Bolitho could hear the fires taking hold, could picture the tinder-dry wood, the tarred cordage all joining together in one terrible pyre. He thought he saw some men jump into the sea, and imagined the terror below decks as the off-duty watch awoke to their own awful execution.

He felt her quivering, sobbing quietly against his shoulder.

He said, “There is nothing we can do, Viola. Some will reach the beach, but I fear that most will die.”

So Eurotas had been cut out right under Raymond’s guns. His ship, his life-line if all else failed, was blazing and crackling, the smoke rolling downwind in a great choking bank. Masts and spars were consumed and fell into the sparks, internal explosions hurled fragments high into the air to pock-mark the surrounding water with feathers of spray. One great bang rocked the gutted hulk and rolled an echo around the bay like thunder. As it finally died away, Eurotas started to settle down, the steam spouting and hissing to cover her last agony before she went to the bottom, leaving her charred poop still visible above the surface.

Keen asked quietly, “Why, sir?”

“It was our message, Mr Keen.” Bolitho turned away from the water, his eyes smarting from smoke, or was it the added bitterness of his discovery? “Tuke has chosen his reward.” He looked at Hardacre and added, “It is this place. Without Eurotas’s protection we cannot hold it now.

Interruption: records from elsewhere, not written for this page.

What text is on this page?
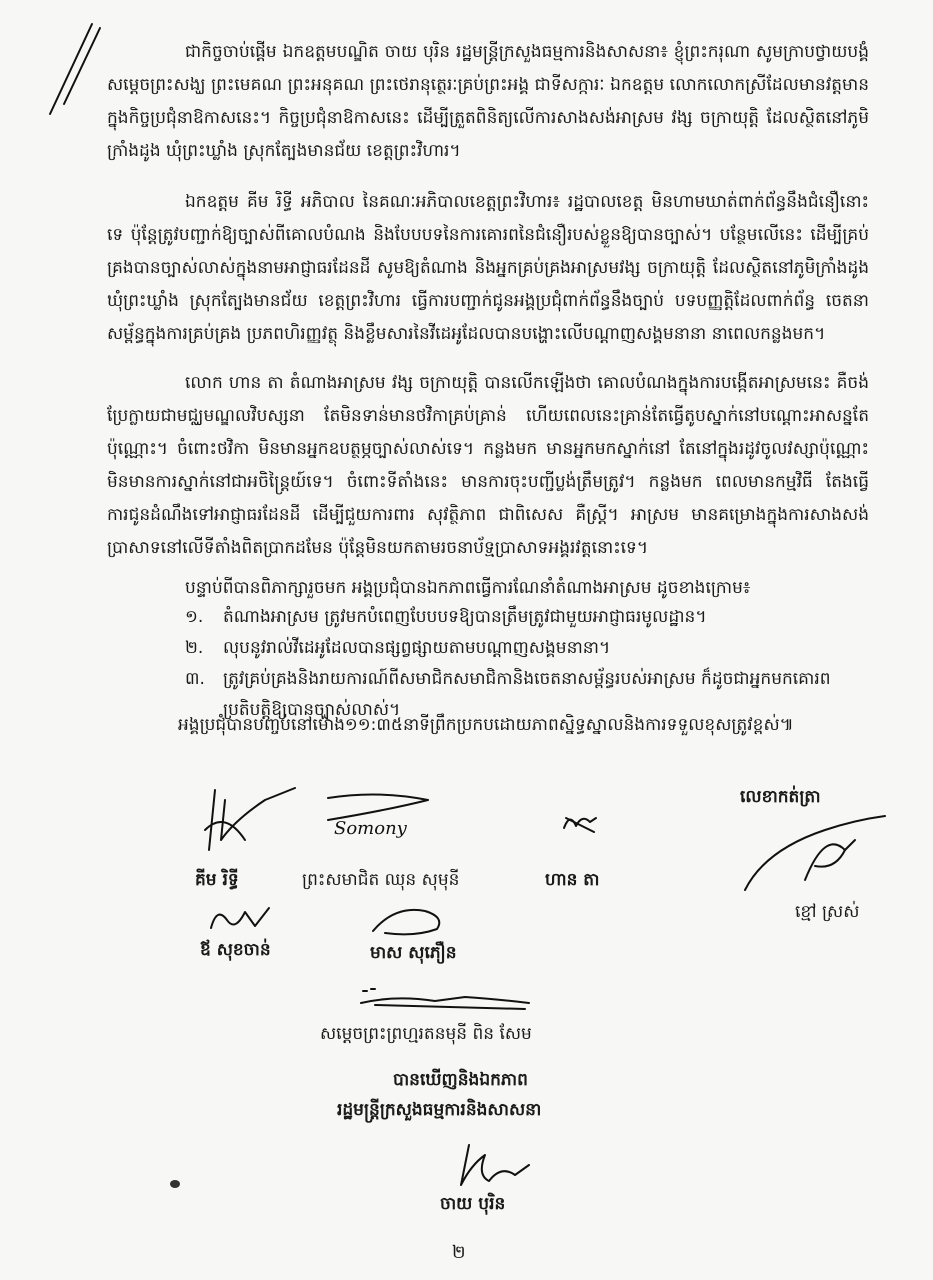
ជាកិច្ចចាប់ផ្តើម ឯកឧត្តមបណ្ឌិត ចាយ បុរិន រដ្ឋមន្ត្រីក្រសួងធម្មការនិងសាសនា៖ ខ្ញុំព្រះករុណា សូមក្រាបថ្វាយបង្គំ សម្តេចព្រះសង្ឃ ព្រះមេគណ ព្រះអនុគណ ព្រះថេរានុត្ថេរៈគ្រប់ព្រះអង្គ ជាទីសក្ការៈ ឯកឧត្តម លោកលោកស្រីដែលមានវត្តមានក្នុងកិច្ចប្រជុំនាឱកាសនេះ។ កិច្ចប្រជុំនាឱកាសនេះ ដើម្បីត្រួតពិនិត្យលើការសាងសង់អាស្រម វង្ស ចក្រាយុត្តិ ដែលស្ថិតនៅភូមិក្រាំងដូង ឃុំព្រះឃ្លាំង ស្រុកត្បែងមានជ័យ ខេត្តព្រះវិហារ។

ឯកឧត្តម គីម រិទ្ធី អភិបាល នៃគណៈអភិបាលខេត្តព្រះវិហារ៖ រដ្ឋបាលខេត្ត មិនហាមឃាត់ពាក់ព័ន្ធនឹងជំនឿនោះទេ ប៉ុន្តែត្រូវបញ្ជាក់ឱ្យច្បាស់ពីគោលបំណង និងបែបបទនៃការគោរពនៃជំនឿរបស់ខ្លួនឱ្យបានច្បាស់។ បន្ថែមលើនេះ ដើម្បីគ្រប់គ្រងបានច្បាស់លាស់ក្នុងនាមអាជ្ញាធរដែនដី សូមឱ្យតំណាង និងអ្នកគ្រប់គ្រងអាស្រមវង្ស ចក្រាយុត្តិ ដែលស្ថិតនៅភូមិក្រាំងដូង ឃុំព្រះឃ្លាំង ស្រុកត្បែងមានជ័យ ខេត្តព្រះវិហារ ធ្វើការបញ្ជាក់ជូនអង្គប្រជុំពាក់ព័ន្ធនឹងច្បាប់ បទបញ្ញត្តិដែលពាក់ព័ន្ធ ចេតនាសម្ព័ន្ធក្នុងការគ្រប់គ្រង ប្រភពហិរញ្ញវត្ថុ និងខ្លឹមសារនៃវីដេអូដែលបានបង្ហោះលើបណ្តាញសង្គមនានា នាពេលកន្លងមក។

លោក ហាន តា តំណាងអាស្រម វង្ស ចក្រាយុត្តិ បានលើកឡើងថា គោលបំណងក្នុងការបង្កើតអាស្រមនេះ គឺចង់ប្រែក្លាយជាមជ្ឈមណ្ឌលវិបស្សនា តែមិនទាន់មានថវិកាគ្រប់គ្រាន់ ហើយពេលនេះគ្រាន់តែធ្វើតូបស្នាក់នៅបណ្តោះអាសន្នតែប៉ុណ្ណោះ។ ចំពោះថវិកា មិនមានអ្នកឧបត្ថម្ភច្បាស់លាស់ទេ។ កន្លងមក មានអ្នកមកស្នាក់នៅ តែនៅក្នុងរដូវចូលវស្សាប៉ុណ្ណោះ មិនមានការស្នាក់នៅជាអចិន្ត្រៃយ៍ទេ។ ចំពោះទីតាំងនេះ មានការចុះបញ្ជីប្លង់ត្រឹមត្រូវ។ កន្លងមក ពេលមានកម្មវិធី តែងធ្វើការជូនដំណឹងទៅអាជ្ញាធរដែនដី ដើម្បីជួយការពារ សុវត្ថិភាព ជាពិសេស គឺស្ត្រី។ អាស្រម មានគម្រោងក្នុងការសាងសង់ប្រាសាទនៅលើទីតាំងពិតប្រាកដមែន ប៉ុន្តែមិនយកតាមរចនាប័ទ្មប្រាសាទអង្គរវត្តនោះទេ។

បន្ទាប់ពីបានពិភាក្សារួចមក អង្គប្រជុំបានឯកភាពធ្វើការណែនាំតំណាងអាស្រម ដូចខាងក្រោម៖

១.	តំណាងអាស្រម ត្រូវមកបំពេញបែបបទឱ្យបានត្រឹមត្រូវជាមួយអាជ្ញាធរមូលដ្ឋាន។
២.	លុបនូវរាល់វីដេអូដែលបានផ្សព្វផ្សាយតាមបណ្តាញសង្គមនានា។
៣.	ត្រូវគ្រប់គ្រងនិងរាយការណ៍ពីសមាជិកសមាជិកានិងចេតនាសម្ព័ន្ធរបស់អាស្រម ក៏ដូចជាអ្នកមកគោរពប្រតិបត្តិឱ្យបានច្បាស់លាស់។

អង្គប្រជុំបានបញ្ចប់នៅម៉ោង១១:៣៥នាទីព្រឹកប្រកបដោយភាពស្និទ្ធស្នាលនិងការទទួលខុសត្រូវខ្ពស់៕

លេខាកត់ត្រា
គីម រិទ្ធី
Somony
ព្រះសមាជិត ឈុន សុមុនី	ហាន តា
ខ្មៅ ស្រស់
ឪ សុខចាន់	មាស សុភឿន
សម្តេចព្រះព្រហ្មរតនមុនី ពិន សែម
បានឃើញនិងឯកភាព
រដ្ឋមន្ត្រីក្រសួងធម្មការនិងសាសនា
ចាយ បុរិន
២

Once installed, it would take a regiment of marines to flush him out again.”

Keen said in a small voice, “And we have no way of getting help, sir.”

As if to emphasize his words the schooner’s bows broke surface and floated away from the great frothing whirlpool of flotsam and charred remains.

Bolitho said abruptly, “Follow me.”

He found Pyper and the rest of the men grouped near the hospital hut, the wounded beside them.

Bolitho looked at them as individuals and then said, “It is my belief that Mathias Tuke has seized the means to attack this island and those others which depend on it. Otherwise he would not waste a schooner by using her as a fireship, she is too valuable for his flotilla.” He saw his words hitting home. “He will kill any natives who oppose him, and you have already seen his methods, both aboard Eurotas and ashore.”

He knew she was watching him, remembering her own torment when the transport had been captured. She even touched her shoulder at the place where her gown hid the livid brand he had set on her.